The September Ensign ran an article warning of the marital danger when one spouse has a close friend of the opposite sex. First Thessalonians 5:22 was cited to caution LDS members to avoid the appearance of evil. Even though the footnotes in the LDS NT identify the Greek word for “appearance” as actually “kinds,” the KJV mistranslation is regularly quoted in conference addresses and offical Church publications. I object to citing this mistranslation as doctrine—not because I’m interested in cheating on George—even assuming I could find someone willing to accommodate my indiscretion—but because that erroneous message creates rather than resolves problems of human relationships.
One-dimensional thinking about male/female relationships results in a constipated fear that married persons should never interact with a member of the opposite sex alone. Unless a person works for a unisex business, this mindset makes the workplace difficult or at least inconvenient. One morning George left for work without noticing the flat tire on my car. When I rushed out the door to head for school and saw the tire, I knew I didn’t have time to try my hand at fixing the flat and I was too late to catch a colleague who lived nearby. My principal lived about a mile north of our house and didn’t arrive as early as we teachers. I called to ask him to swing by and pick me up. He hemmed. He hawed. He asked if I couldn’t call one of the teachers already at school to drive back and pick me up. What was his problem? My house wasn’t more than a couple of minutes out of his way. Finally, he agreed to stop for me. Later, it occurred to me that since he was the bishop of his ward, he must have thought it improper to pick up a teacher for a two-mile ride to school even though the teacher was 20 years his senior and resembled his mother more than a potential girl friend. Maybe I should have been flattered that he feared somebody might mistake me for a cougar.

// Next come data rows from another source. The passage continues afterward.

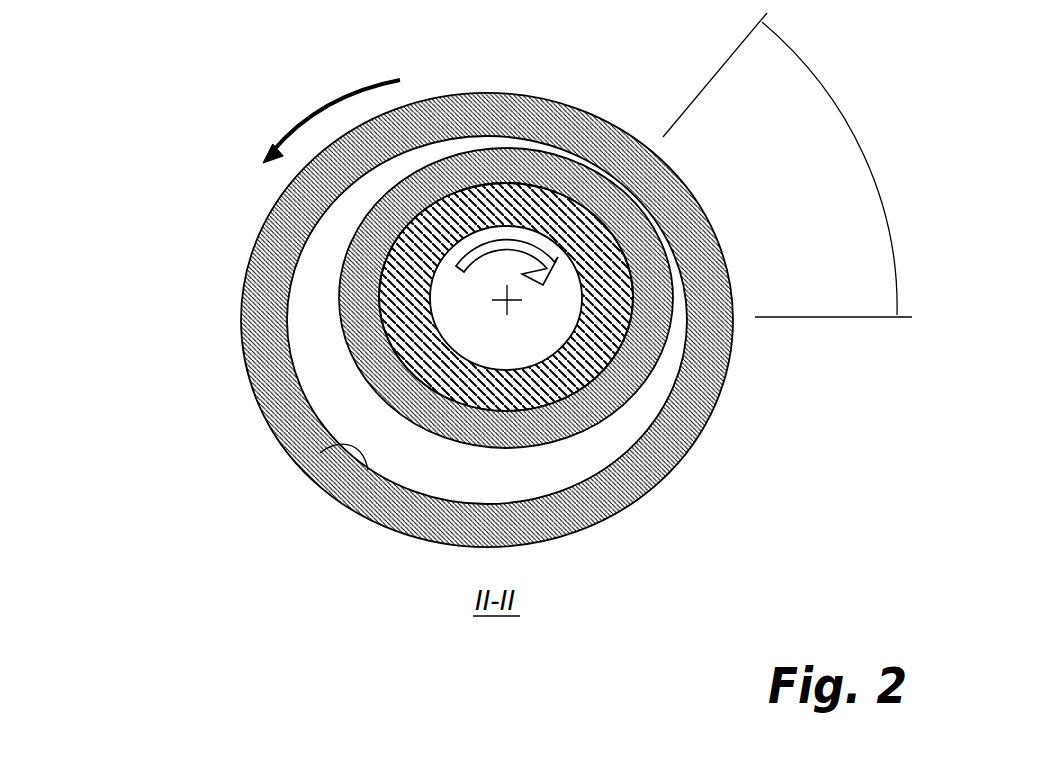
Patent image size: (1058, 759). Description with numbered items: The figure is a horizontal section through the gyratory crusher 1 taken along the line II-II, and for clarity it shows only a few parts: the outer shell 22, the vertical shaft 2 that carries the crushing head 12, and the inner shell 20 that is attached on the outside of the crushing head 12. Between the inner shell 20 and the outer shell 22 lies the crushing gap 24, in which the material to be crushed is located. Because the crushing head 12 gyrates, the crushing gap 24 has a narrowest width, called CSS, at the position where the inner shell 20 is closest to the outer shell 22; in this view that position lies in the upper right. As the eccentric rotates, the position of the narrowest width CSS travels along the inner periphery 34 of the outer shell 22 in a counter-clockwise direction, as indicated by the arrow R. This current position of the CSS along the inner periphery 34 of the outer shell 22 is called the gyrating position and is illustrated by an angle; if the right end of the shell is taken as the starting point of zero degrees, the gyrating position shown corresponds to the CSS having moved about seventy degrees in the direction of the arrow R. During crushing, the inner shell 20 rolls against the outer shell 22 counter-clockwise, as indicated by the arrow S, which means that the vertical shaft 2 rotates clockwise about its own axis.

The gyratory crusher 1 is at (441, 324).
The vertical shaft 2 is at (498, 335).
The crushing head 12 is at (575, 372).
The inner shell 20 is at (640, 340).
The outer shell 22 is at (272, 273).
The crushing gap 24 is at (322, 357).
The inner periphery 34 is at (332, 445).
The arrow R is at (340, 98).
The arrow S is at (508, 242).
The narrowest width CSS is at (622, 182).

But back to the Ensign article. I think the author missed the point. Cross-gender friendships don’t threaten a marriage. Lack of friendship between husband and wife threatens a marriage. Spouses who are happy at home seldom stray no matter how green the surrounding pastures. And even the most saintly Saint may attach romantic feelings to another party if her own marriage isn’t satisfying. A Relief Society president in my former ward confessed to having been attracted to a married man with whom she worked. Only the thought of the devastation she would cause her children brought her back from the brink of transgression. While I don’t normally condone marital infidelity, I would have made an exception for Sherry—because she’s married to Lamar—the kind of guy who walks around like he’s just keistered the iron rod—all of it. For the sake of their children, I’m glad Sherry didn’t cheat on Lamar. But for her sake, I hope he dies first and leaves her a little time for a fling with a fun guy.